Vielleicht lag es am großen Altersunterschied, vielleicht daran, dass Thomas acht Jahre als Einzelkind aufgewachsen war, vielleicht auch an dessen »serienmäßigem Dachschaden«, den Maximilian ihm attestierte, dass das Verhältnis zwischen den Brüdern nicht das beste und von einer Art Hassliebe geprägt war, bei dem der Hass meistenteils überwog. Aber wie auch immer es war, sie blieben einander selten etwas schuldig.

»Ich komme dir gleich hinterher, Rattenköttel!«, rief Thomas erbost.

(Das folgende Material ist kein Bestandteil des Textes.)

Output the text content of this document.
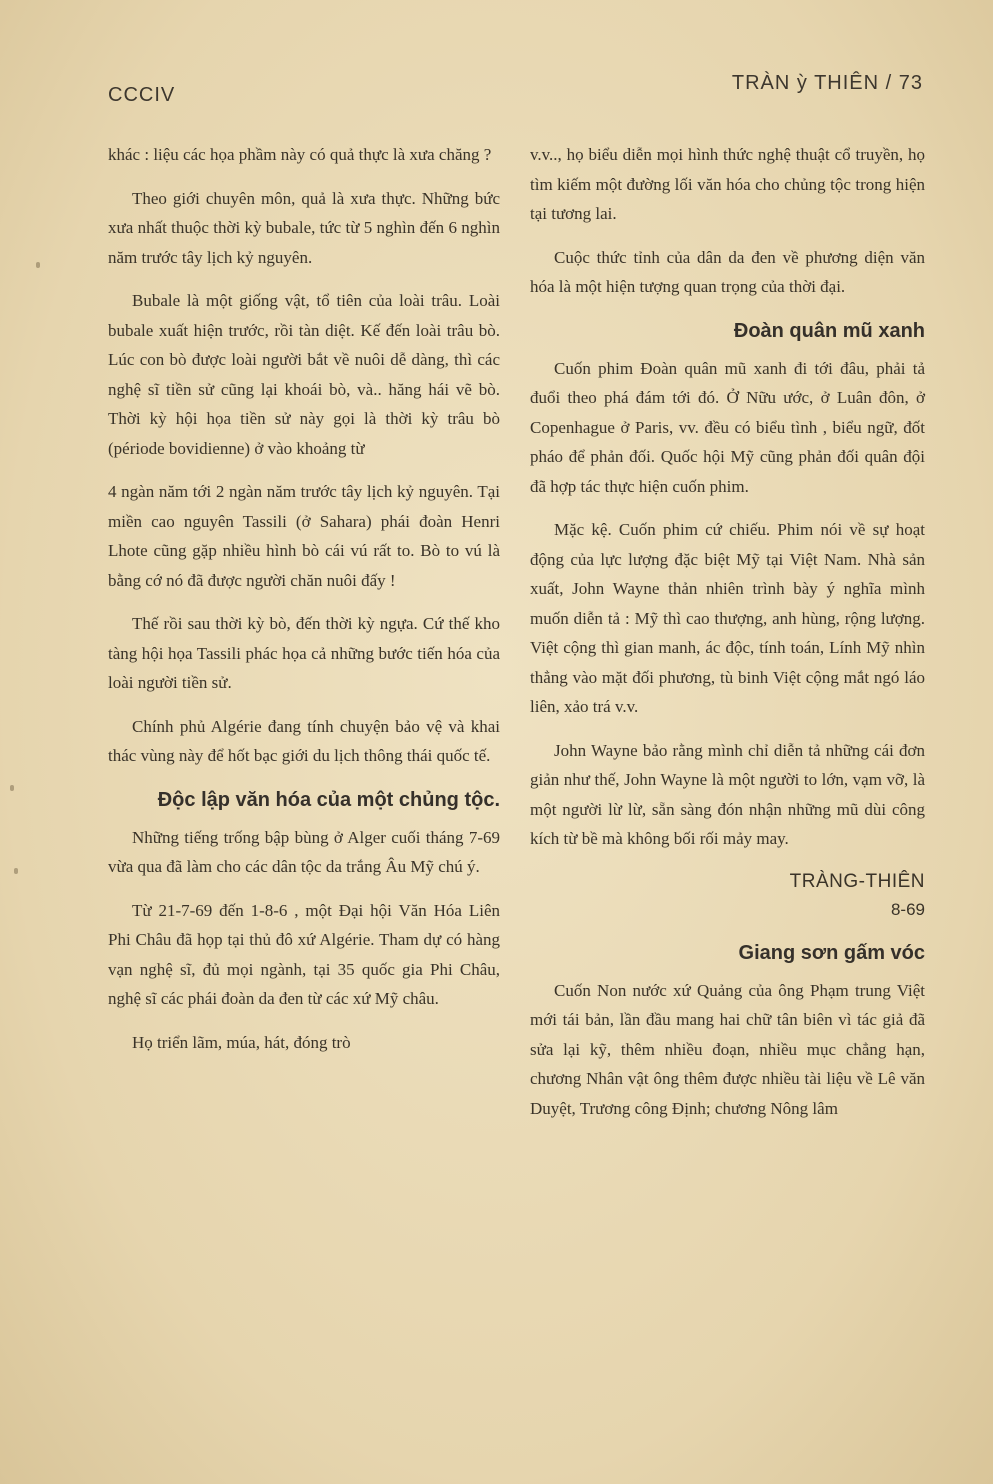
CCCIV
TRÀN ỳ THIÊN / 73

khác : liệu các họa phầm này có quả thực là xưa chăng ?

Theo giới chuyên môn, quả là xưa thực. Những bức xưa nhất thuộc thời kỳ bubale, tức từ 5 nghìn đến 6 nghìn năm trước tây lịch kỷ nguyên.

Bubale là một giống vật, tổ tiên của loài trâu. Loài bubale xuất hiện trước, rồi tàn diệt. Kế đến loài trâu bò. Lúc con bò được loài người bắt về nuôi dễ dàng, thì các nghệ sĩ tiền sử cũng lại khoái bò, và.. hăng hái vẽ bò. Thời kỳ hội họa tiền sử này gọi là thời kỳ trâu bò (période bovidienne) ở vào khoảng từ

4 ngàn năm tới 2 ngàn năm trước tây lịch kỷ nguyên. Tại miền cao nguyên Tassili (ở Sahara) phái đoàn Henri Lhote cũng gặp nhiều hình bò cái vú rất to. Bò to vú là bằng cớ nó đã được người chăn nuôi đấy !

Thế rồi sau thời kỳ bò, đến thời kỳ ngựa. Cứ thế kho tàng hội họa Tassili phác họa cả những bước tiến hóa của loài người tiền sử.

Chính phủ Algérie đang tính chuyện bảo vệ và khai thác vùng này để hốt bạc giới du lịch thông thái quốc tế.

Độc lập văn hóa của một chủng tộc.

Những tiếng trống bập bùng ở Alger cuối tháng 7-69 vừa qua đã làm cho các dân tộc da trắng Âu Mỹ chú ý.

Từ 21-7-69 đến 1-8-6 , một Đại hội Văn Hóa Liên Phi Châu đã họp tại thủ đô xứ Algérie. Tham dự có hàng vạn nghệ sĩ, đủ mọi ngành, tại 35 quốc gia Phi Châu, nghệ sĩ các phái đoàn da đen từ các xứ Mỹ châu.

Họ triển lãm, múa, hát, đóng trò

v.v.., họ biểu diễn mọi hình thức nghệ thuật cổ truyền, họ tìm kiếm một đường lối văn hóa cho chủng tộc trong hiện tại tương lai.

Cuộc thức tỉnh của dân da đen về phương diện văn hóa là một hiện tượng quan trọng của thời đại.

Đoàn quân mũ xanh

Cuốn phim Đoàn quân mũ xanh đi tới đâu, phải tả đuổi theo phá đám tới đó. Ở Nữu ước, ở Luân đôn, ở Copenhague ở Paris, vv. đều có biểu tình , biểu ngữ, đốt pháo để phản đối. Quốc hội Mỹ cũng phản đối quân đội đã hợp tác thực hiện cuốn phim.

Mặc kệ. Cuốn phim cứ chiếu. Phim nói về sự hoạt động của lực lượng đặc biệt Mỹ tại Việt Nam. Nhà sản xuất, John Wayne thản nhiên trình bày ý nghĩa mình muốn diễn tả : Mỹ thì cao thượng, anh hùng, rộng lượng. Việt cộng thì gian manh, ác độc, tính toán, Lính Mỹ nhìn thẳng vào mặt đối phương, tù binh Việt cộng mắt ngó láo liên, xảo trá v.v.

John Wayne bảo rằng mình chỉ diễn tả những cái đơn giản như thế, John Wayne là một người to lớn, vạm vỡ, là một người lừ lừ, sẵn sàng đón nhận những mũ dùi công kích từ bề mà không bối rối mảy may.

TRÀNG-THIÊN
8-69
Giang sơn gấm vóc

Cuốn Non nước xứ Quảng của ông Phạm trung Việt mới tái bản, lần đầu mang hai chữ tân biên vì tác giả đã sửa lại kỹ, thêm nhiều đoạn, nhiều mục chẳng hạn, chương Nhân vật ông thêm được nhiều tài liệu về Lê văn Duyệt, Trương công Định; chương Nông lâm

Und während er seinem Bruder hinterherschaute, fiel ihm scheinbar auf, dass irgendetwas an ihm nicht stimmte. Etwas Wesentliches. Doch benötigte er eine lange Sekunde, um zu realisieren, worum genau es sich handelte. »He! Warte mal! Du hast ja schon wieder eins meiner Hemden an, du schleimige Mistkröte!«

Maximilian streckte die Faust in die Luft, spreizte den Mittelfinger ab und begann zu laufen. Jerry, der das für ein tolles Spiel hielt, sprang neben ihm her. Der Junge setzte auf Thomas’ natürliche Trägheit, die ihm übermäßige Bewegung – zumal schweißtreibende – tunlichst untersagte, und lag auch diesmal damit nicht falsch. Thomas beließ es bei einer wüsten Verwünschung und ging zum Haus.

Maximilian wurde langsamer. Er hielt es für unpassend, so kindlich rennend gesehen zu werden. Besonders wenn dieser Jemand Melissa Dohmen wäre. Sie könnte ihn für unreif halten. Darüber hinaus war er unter der heiß vom Himmel brennenden Sommersonne sowieso schon ins Schwitzen geraten. Wahrscheinlich war es mal wieder so, dass jetzt, eine Woche vor den Ferien, schönstes Wetter herrschte und mit dem letzten Schultag ein Tiefdruckgebiet das andere ablöste.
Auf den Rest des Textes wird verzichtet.